“Tonight, what I went through, I was so afraid.”
“I’m ill, Damien. You can’t fight it.”
“Bria, please.” He presses me to him and buries his face in my neck and drags me down with him on the lounge. I straddle his lap and fist his shirt.
“Accept it.”
“Never.”
“I won’t be a mother.” I sniffle in his chest and he kisses the top of my head.
“I’m sorry.”
“But you can be a father.”
“Baby, stop this nonsense.”
“Alone, Damien. Five tiny letters that stabbed me.”
“Why didn’t you come to me tonight?” He lifts my chin and I lock my hands around his neck, playing with the ends of his hair, and his expression softens.
“To protect you.”
“When will you finally accept that I don’t need protection? You kept me out. It didn’t feel like protection, but more like you ripped my heart by not letting me take care of you.” He grips my arms and I deadpan.
“I’m not weak.”
“You never were and never will be weak.”
“It’s not fair.”
“I know. But I don’t give a fuck. Do you hear me? One day you will leave me, and I won’t live long afterward, but as long as you breathe, as long as you love me, I will fight for you and never let you go.”
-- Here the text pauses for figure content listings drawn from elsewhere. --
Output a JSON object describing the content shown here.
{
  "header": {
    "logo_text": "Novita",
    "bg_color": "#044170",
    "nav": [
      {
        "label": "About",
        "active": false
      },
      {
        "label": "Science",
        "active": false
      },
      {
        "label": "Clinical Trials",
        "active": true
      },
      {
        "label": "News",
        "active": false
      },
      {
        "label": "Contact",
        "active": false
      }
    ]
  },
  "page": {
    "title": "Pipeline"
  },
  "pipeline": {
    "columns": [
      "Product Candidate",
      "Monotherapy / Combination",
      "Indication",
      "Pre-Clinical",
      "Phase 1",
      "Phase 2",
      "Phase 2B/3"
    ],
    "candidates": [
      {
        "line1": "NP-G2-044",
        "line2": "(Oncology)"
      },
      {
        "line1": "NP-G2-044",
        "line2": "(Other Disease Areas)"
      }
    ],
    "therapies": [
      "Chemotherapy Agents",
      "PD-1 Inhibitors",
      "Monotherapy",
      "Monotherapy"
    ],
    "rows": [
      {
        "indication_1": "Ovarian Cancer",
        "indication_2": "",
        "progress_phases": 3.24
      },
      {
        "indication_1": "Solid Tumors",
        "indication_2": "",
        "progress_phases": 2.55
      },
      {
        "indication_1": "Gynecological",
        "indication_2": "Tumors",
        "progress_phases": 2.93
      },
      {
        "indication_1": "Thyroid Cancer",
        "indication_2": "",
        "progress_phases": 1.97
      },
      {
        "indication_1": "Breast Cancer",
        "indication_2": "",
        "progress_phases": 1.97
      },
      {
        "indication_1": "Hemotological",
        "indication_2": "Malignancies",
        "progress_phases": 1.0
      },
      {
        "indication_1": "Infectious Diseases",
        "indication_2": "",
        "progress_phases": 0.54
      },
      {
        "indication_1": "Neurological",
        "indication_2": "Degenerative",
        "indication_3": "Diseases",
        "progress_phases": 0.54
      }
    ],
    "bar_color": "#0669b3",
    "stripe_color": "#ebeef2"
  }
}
I tilt my head to the side, closing my eyes, and he asks, “What happened in there?”
“She threatened that one day she’d kill me.”
“I’d never allow it.”
“I think she’s crazy.”
“We have dealt with crazier things and survived.”
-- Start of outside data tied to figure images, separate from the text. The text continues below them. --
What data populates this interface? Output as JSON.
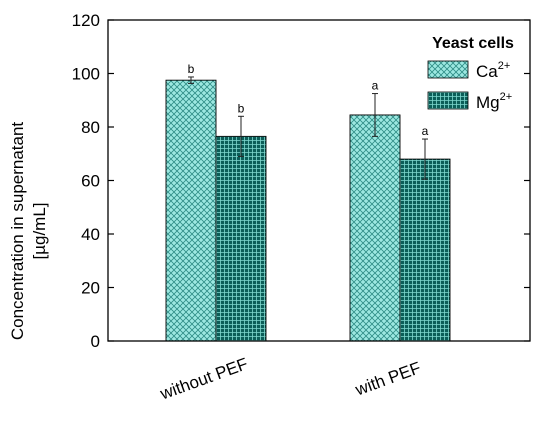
{
  "chart_data": {
    "type": "bar",
    "categories": [
      "without PEF",
      "with PEF"
    ],
    "series": [
      {
        "name": "Ca",
        "superscript": "2+",
        "values": [
          97.5,
          84.5
        ],
        "errors": [
          1.2,
          8.0
        ],
        "labels": [
          "b",
          "a"
        ],
        "color": "#8fe3dc",
        "pattern": "diagonal-crosshatch"
      },
      {
        "name": "Mg",
        "superscript": "2+",
        "values": [
          76.5,
          68.0
        ],
        "errors": [
          7.5,
          7.5
        ],
        "labels": [
          "b",
          "a"
        ],
        "color": "#0f6e67",
        "pattern": "square-grid"
      }
    ],
    "ylabel_line1": "Concentration in supernatant",
    "ylabel_line2": "[µg/mL]",
    "xlabel": "",
    "ylim": [
      0,
      120
    ],
    "yticks": [
      0,
      20,
      40,
      60,
      80,
      100,
      120
    ],
    "legend_title": "Yeast cells",
    "legend_position": "top-right",
    "grid": false
  }
}
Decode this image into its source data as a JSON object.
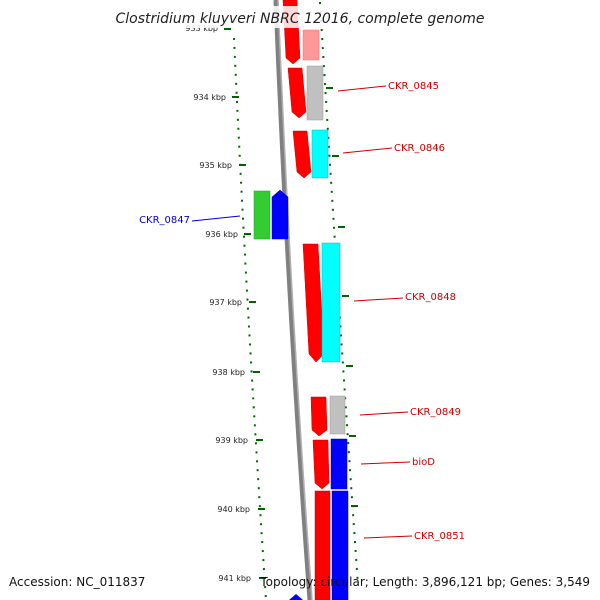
{
  "title": "Clostridium kluyveri NBRC 12016, complete genome",
  "footer": {
    "accession": "Accession: NC_011837",
    "topology": "Topology: circular; Length: 3,896,121 bp; Genes: 3,549"
  },
  "ticks": [
    "933 kbp",
    "934 kbp",
    "935 kbp",
    "936 kbp",
    "937 kbp",
    "938 kbp",
    "939 kbp",
    "940 kbp",
    "941 kbp"
  ],
  "gene_labels": [
    {
      "text": "CKR_0845",
      "color": "#cc0000"
    },
    {
      "text": "CKR_0846",
      "color": "#cc0000"
    },
    {
      "text": "CKR_0847",
      "color": "#0000cc"
    },
    {
      "text": "CKR_0848",
      "color": "#cc0000"
    },
    {
      "text": "CKR_0849",
      "color": "#cc0000"
    },
    {
      "text": "bioD",
      "color": "#cc0000"
    },
    {
      "text": "CKR_0851",
      "color": "#cc0000"
    }
  ],
  "colors": {
    "forward_cds": "#ff0000",
    "reverse_cds": "#0000ff",
    "gc_track": "#006400",
    "backbone": "#808080",
    "cyan_feature": "#00ffff",
    "grey_feature": "#c0c0c0",
    "green_feature": "#33cc33",
    "light_red_feature": "#ff9999"
  }
}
“I shouldn’t have come back, but I couldn’t fight myself any longer. I knew I was dying, I accepted it, but what I couldn’t accept was not seeing you again.”
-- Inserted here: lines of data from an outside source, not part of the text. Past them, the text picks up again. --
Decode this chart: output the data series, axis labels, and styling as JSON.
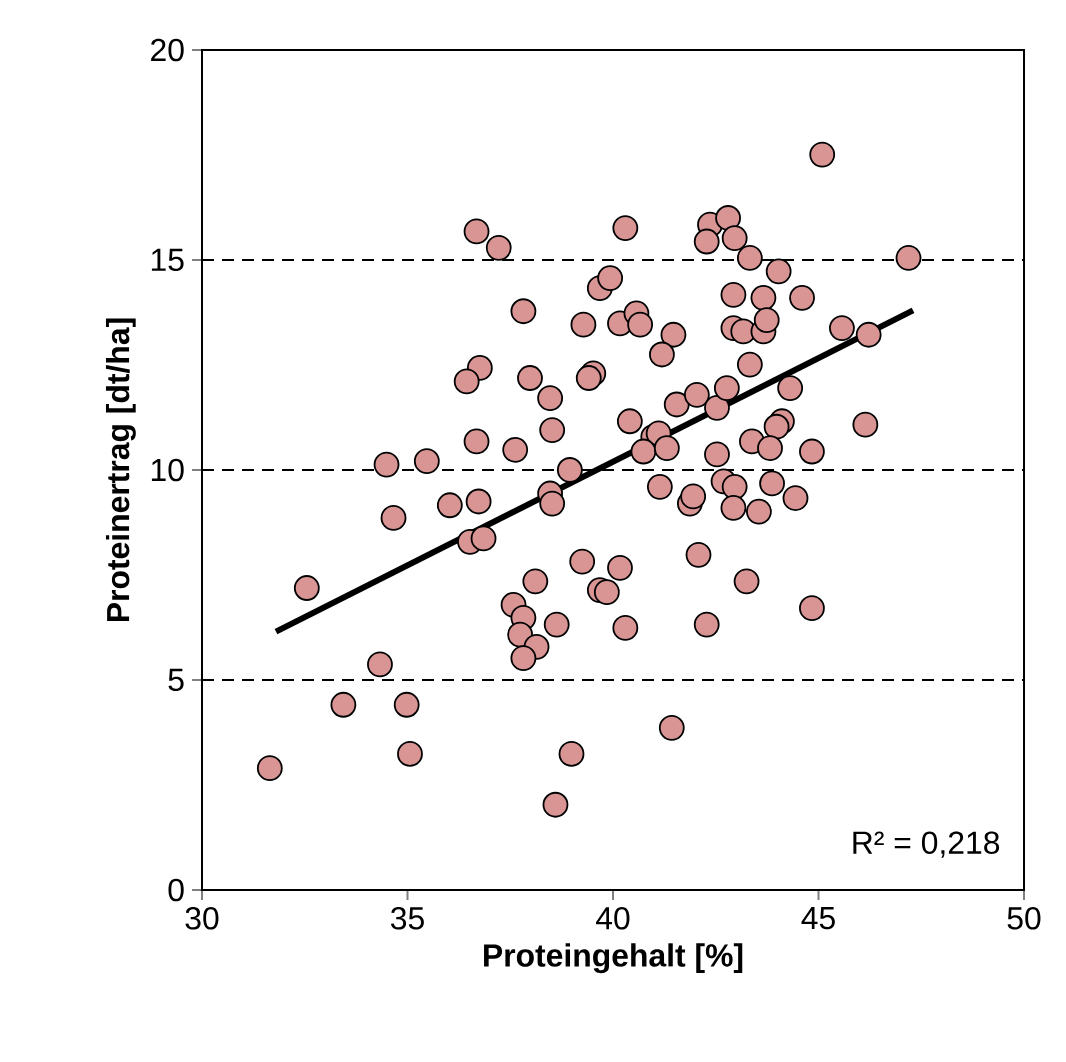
{
  "chart_data": {
    "type": "scatter",
    "xlabel": "Proteingehalt [%]",
    "ylabel": "Proteinertrag [dt/ha]",
    "xlim": [
      30,
      50
    ],
    "ylim": [
      0,
      20
    ],
    "xticks": [
      30,
      35,
      40,
      45,
      50
    ],
    "yticks": [
      0,
      5,
      10,
      15,
      20
    ],
    "grid": "y",
    "annotations": [
      "R² = 0,218"
    ],
    "series": [
      {
        "marker": "circle",
        "color": "#d99594",
        "x": [
          31.65,
          32.55,
          34.66,
          36.03,
          36.73,
          36.52,
          36.85,
          34.33,
          33.44,
          34.98,
          35.06,
          38.99,
          38.6,
          38.47,
          38.52,
          39.25,
          38.11,
          37.58,
          37.82,
          38.63,
          37.74,
          38.14,
          37.82,
          39.68,
          39.85,
          41.14,
          41.87,
          41.95,
          42.69,
          42.96,
          42.93,
          43.55,
          43.87,
          44.44,
          40.17,
          40.3,
          42.08,
          42.28,
          43.25,
          44.84,
          41.43,
          36.68,
          37.22,
          37.82,
          36.76,
          36.44,
          37.98,
          38.47,
          36.68,
          37.62,
          38.52,
          34.49,
          35.47,
          38.95,
          39.68,
          39.93,
          39.28,
          39.52,
          39.41,
          40.3,
          40.17,
          40.57,
          40.66,
          41.47,
          41.19,
          40.41,
          40.98,
          41.11,
          40.74,
          41.31,
          41.55,
          42.04,
          42.53,
          42.77,
          43.33,
          42.93,
          42.93,
          43.17,
          43.66,
          43.66,
          43.74,
          42.36,
          42.8,
          42.28,
          42.96,
          43.33,
          44.03,
          44.6,
          45.09,
          47.19,
          45.57,
          46.22,
          44.31,
          44.11,
          43.98,
          43.38,
          43.82,
          44.84,
          46.14,
          42.53
        ],
        "values": [
          2.9,
          7.19,
          8.86,
          9.16,
          9.25,
          8.29,
          8.37,
          5.37,
          4.41,
          4.41,
          3.24,
          3.24,
          2.03,
          9.44,
          9.2,
          7.82,
          7.35,
          6.79,
          6.48,
          6.32,
          6.08,
          5.79,
          5.52,
          7.14,
          7.09,
          9.6,
          9.2,
          9.37,
          9.73,
          9.6,
          9.1,
          9.01,
          9.68,
          9.33,
          7.67,
          6.24,
          7.98,
          6.32,
          7.35,
          6.71,
          3.86,
          15.68,
          15.29,
          13.78,
          12.43,
          12.11,
          12.19,
          11.71,
          10.68,
          10.48,
          10.95,
          10.13,
          10.21,
          10.0,
          14.33,
          14.57,
          13.46,
          12.3,
          12.19,
          15.76,
          13.49,
          13.73,
          13.46,
          13.22,
          12.75,
          11.16,
          10.79,
          10.87,
          10.44,
          10.52,
          11.56,
          11.79,
          11.48,
          11.95,
          12.51,
          14.17,
          13.38,
          13.3,
          13.3,
          14.1,
          13.57,
          15.84,
          16.0,
          15.44,
          15.52,
          15.05,
          14.73,
          14.1,
          17.51,
          15.05,
          13.38,
          13.22,
          11.95,
          11.16,
          11.03,
          10.68,
          10.52,
          10.44,
          11.08,
          10.37
        ]
      },
      {
        "type": "line",
        "marker": "none",
        "color": "#000000",
        "x": [
          31.8,
          47.3
        ],
        "values": [
          6.15,
          13.8
        ]
      }
    ]
  }
}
There it is, I said it. I came back for him, for no one else, for nothing else. My time was up, and I wanted my last years to be near him. Selfish heart, weak woman.
“I love you so damn much.” His voice breaks.
I stand up and crane my neck to the sky above and fixate on a bright star far, far away. I’m pulled out of my trance when two strong arms cage me in.
“Let me love you, Bria, and stop protecting me. You’re everything. Together, remember?” He caresses me, as if to assure himself I am still here, and I lean my face into his palm.
I nod, and through kisses, he says, “I survived your loss once. I won’t survive it a second time.”
And with it, the pain subsides, the insecurities vanish. He takes my hand, and we collapse on the bed, letting a relieved breath out.